A los ochenta años del estallido de la II Segunda Guerra Mundial, pese a los graves conflictos de estas ocho décadas, el mundo es más estable, si bien los grandes vencedores y vencidos de 1945 afrontan el pasado con perspectivas distintas y, en muchos casos, un componente de reivindicación nacional.
Estados Unidos surgió de la II Guerra Mundial como la única superpotencia global en un mundo geopolítico totalmente nuevo. Aunque la URSS, dominada por Stalin, consiguió rivalizar con el gigante americano, en 1945 sólo Washington podía presumir de un poder militar, económico y político sin parangón. Fue la época de la "Pax Americana" en Occidente.
Esta posición llevó a la clase dirigente de EU a creer en el destino de ser la potencia líder y en su obligación de extender su imperialismo por buena el planeta.
Sin embargo, Washington actuó, a nivel bilateral y dentro de las organizaciones internacionales, en el marco del multilateralismo (al menos en lo que se refiere a Europa Occidental, Japón y Corea), teniendo en cuenta a sus aliados.
El mejor ejemplo fue el Plan Marshall, lanzado en 1948 para asegurar que la recuperación económica de Europa Occidental y Japón promoviera la estabilidad política y la seguridad internacionales. Otra cosa fue lo que ocurrió con otros "socios" imperiales de Estados Unidos fuera de Europa: en Latinoamérica o en el sureste asiático la conducta de Estados Unidos fue más arbitraria, brutal y sin consentimiento de las partes.
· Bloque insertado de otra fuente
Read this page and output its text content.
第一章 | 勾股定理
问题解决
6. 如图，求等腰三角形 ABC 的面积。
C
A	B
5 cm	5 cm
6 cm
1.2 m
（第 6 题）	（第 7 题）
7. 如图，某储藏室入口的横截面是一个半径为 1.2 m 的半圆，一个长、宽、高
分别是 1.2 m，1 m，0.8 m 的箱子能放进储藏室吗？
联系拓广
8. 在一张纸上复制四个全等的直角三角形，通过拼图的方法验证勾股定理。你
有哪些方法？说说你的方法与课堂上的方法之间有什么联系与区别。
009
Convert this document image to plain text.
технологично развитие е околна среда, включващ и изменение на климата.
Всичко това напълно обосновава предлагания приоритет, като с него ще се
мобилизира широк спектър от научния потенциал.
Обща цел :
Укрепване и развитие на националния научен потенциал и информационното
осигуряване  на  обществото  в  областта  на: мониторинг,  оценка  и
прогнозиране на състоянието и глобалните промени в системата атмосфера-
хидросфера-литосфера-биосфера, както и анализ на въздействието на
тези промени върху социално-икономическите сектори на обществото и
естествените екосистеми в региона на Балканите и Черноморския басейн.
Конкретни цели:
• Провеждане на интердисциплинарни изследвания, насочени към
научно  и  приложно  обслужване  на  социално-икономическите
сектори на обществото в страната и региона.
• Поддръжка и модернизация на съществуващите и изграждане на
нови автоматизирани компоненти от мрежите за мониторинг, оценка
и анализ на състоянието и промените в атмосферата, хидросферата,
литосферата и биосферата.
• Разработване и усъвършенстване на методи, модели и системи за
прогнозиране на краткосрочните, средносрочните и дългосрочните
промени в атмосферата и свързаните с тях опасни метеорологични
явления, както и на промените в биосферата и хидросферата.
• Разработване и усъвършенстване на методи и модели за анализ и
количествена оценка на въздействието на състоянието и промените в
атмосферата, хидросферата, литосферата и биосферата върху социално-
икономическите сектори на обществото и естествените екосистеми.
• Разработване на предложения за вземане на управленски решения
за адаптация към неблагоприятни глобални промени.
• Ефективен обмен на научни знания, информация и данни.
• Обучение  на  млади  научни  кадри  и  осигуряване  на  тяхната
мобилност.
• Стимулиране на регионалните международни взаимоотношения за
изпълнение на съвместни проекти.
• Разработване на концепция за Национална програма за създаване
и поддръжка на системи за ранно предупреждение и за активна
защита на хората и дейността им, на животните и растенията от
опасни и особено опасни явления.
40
Para los soviéticos, la conflagración comenzó con dos años de retraso: el 22 de junio de 1941, cuando los ejércitos alemanes lanzaron la invasión de la URSS pese al tratado entre Hitler y Stalin.
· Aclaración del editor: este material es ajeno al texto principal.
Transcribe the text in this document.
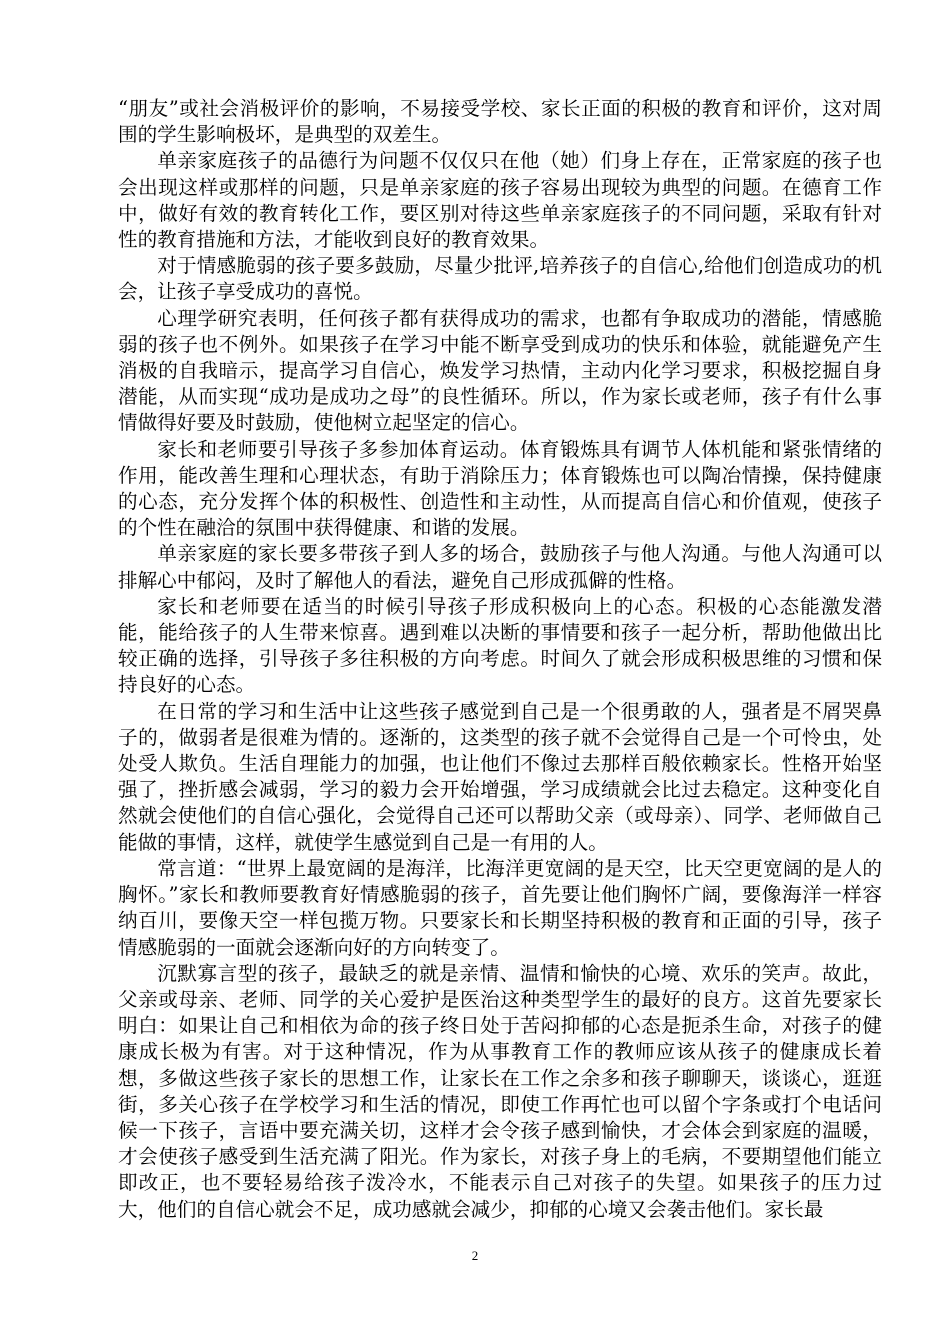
“朋友”或社会消极评价的影响，不易接受学校、家长正面的积极的教育和评价，这对周围的学生影响极坏，是典型的双差生。

单亲家庭孩子的品德行为问题不仅仅只在他（她）们身上存在，正常家庭的孩子也会出现这样或那样的问题，只是单亲家庭的孩子容易出现较为典型的问题。在德育工作中，做好有效的教育转化工作，要区别对待这些单亲家庭孩子的不同问题，采取有针对性的教育措施和方法，才能收到良好的教育效果。

对于情感脆弱的孩子要多鼓励，尽量少批评,培养孩子的自信心,给他们创造成功的机会，让孩子享受成功的喜悦。

心理学研究表明，任何孩子都有获得成功的需求，也都有争取成功的潜能，情感脆弱的孩子也不例外。如果孩子在学习中能不断享受到成功的快乐和体验，就能避免产生消极的自我暗示，提高学习自信心，焕发学习热情，主动内化学习要求，积极挖掘自身潜能，从而实现“成功是成功之母”的良性循环。所以，作为家长或老师，孩子有什么事情做得好要及时鼓励，使他树立起坚定的信心。

家长和老师要引导孩子多参加体育运动。体育锻炼具有调节人体机能和紧张情绪的作用，能改善生理和心理状态，有助于消除压力；体育锻炼也可以陶冶情操，保持健康的心态，充分发挥个体的积极性、创造性和主动性，从而提高自信心和价值观，使孩子的个性在融洽的氛围中获得健康、和谐的发展。

单亲家庭的家长要多带孩子到人多的场合，鼓励孩子与他人沟通。与他人沟通可以排解心中郁闷，及时了解他人的看法，避免自己形成孤僻的性格。

家长和老师要在适当的时候引导孩子形成积极向上的心态。积极的心态能激发潜能，能给孩子的人生带来惊喜。遇到难以决断的事情要和孩子一起分析，帮助他做出比较正确的选择，引导孩子多往积极的方向考虑。时间久了就会形成积极思维的习惯和保持良好的心态。

在日常的学习和生活中让这些孩子感觉到自己是一个很勇敢的人，强者是不屑哭鼻子的，做弱者是很难为情的。逐渐的，这类型的孩子就不会觉得自己是一个可怜虫，处处受人欺负。生活自理能力的加强，也让他们不像过去那样百般依赖家长。性格开始坚强了，挫折感会减弱，学习的毅力会开始增强，学习成绩就会比过去稳定。这种变化自然就会使他们的自信心强化，会觉得自己还可以帮助父亲（或母亲）、同学、老师做自己能做的事情，这样，就使学生感觉到自己是一有用的人。

常言道：“世界上最宽阔的是海洋，比海洋更宽阔的是天空，比天空更宽阔的是人的胸怀。”家长和教师要教育好情感脆弱的孩子，首先要让他们胸怀广阔，要像海洋一样容纳百川，要像天空一样包揽万物。只要家长和长期坚持积极的教育和正面的引导，孩子情感脆弱的一面就会逐渐向好的方向转变了。

沉默寡言型的孩子，最缺乏的就是亲情、温情和愉快的心境、欢乐的笑声。故此，父亲或母亲、老师、同学的关心爱护是医治这种类型学生的最好的良方。这首先要家长明白：如果让自己和相依为命的孩子终日处于苦闷抑郁的心态是扼杀生命，对孩子的健康成长极为有害。对于这种情况，作为从事教育工作的教师应该从孩子的健康成长着想，多做这些孩子家长的思想工作，让家长在工作之余多和孩子聊聊天，谈谈心，逛逛街，多关心孩子在学校学习和生活的情况，即使工作再忙也可以留个字条或打个电话问候一下孩子，言语中要充满关切，这样才会令孩子感到愉快，才会体会到家庭的温暖，才会使孩子感受到生活充满了阳光。作为家长，对孩子身上的毛病，不要期望他们能立即改正，也不要轻易给孩子泼冷水，不能表示自己对孩子的失望。如果孩子的压力过大，他们的自信心就会不足，成功感就会减少，抑郁的心境又会袭击他们。家长最

2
El llamado pacto Ribbentrop-Molotov (1939), atribuido por los historiadores a la necesidad que tenía el Kremlin de ganar tiempo para afrontar una guerra que consideraba inevitable, contenía un protocolo secreto sobre la partición de Polonia y la entrega a la URSS de Lituania, Letonia, Estonia y Besarabia, y dejaba a Finlandia en la órbita de influencia de Moscú.
La invasión alemana sorprendió a la URSS con su Ejército descabezado por las purgas estalinistas, lo que explica el impetuoso avance de la Wehrmacht en las primeras semanas de una campaña que Hitler calculaba terminar antes de la llegada del invierno europeo de 1941-1942.
Pero la feroz resistencia de los soviéticos, a la que se sumó uno de los inviernos más rigurosos del siglo, frenó la maquinaria bélica de Hitler, que sufrió en Moscú su primera gran derrota en esta guerra.
Leningrado ya sitiado, Hitler lanza una ofensiva con Stalingrado como objetivo.
En la ciudad de Stalin y sus alrededores se libra la batalla más sangrienta de la historia (se calcula unos dos millones de muertos en ambos bandos), que termina el 23 de febrero de 1943 con la victoria soviética. Fue el comienzo de una ofensiva que terminó con la capitulación definitiva de Alemania el 8 de mayo de 1945.
"Hoy vemos con estupefacción los intentos de minimizar el papel y el aporte decisivo de la Unión Soviética a la victoria" sobre la Alemania nazi, explica el historiador y rector de La Universidad Pedagógica Estatal de Moscú, Alexéi Lubkov, quien atribuye este hecho a la coyuntura política y al orden mundial actuales.
Para Alemania, la gran derrotada, la manera de recordar oscila permanentemente entre el recuerdo del dolor que pareció su pueblo y la culpa que sintieron generaciones y parte de la clase dirigente.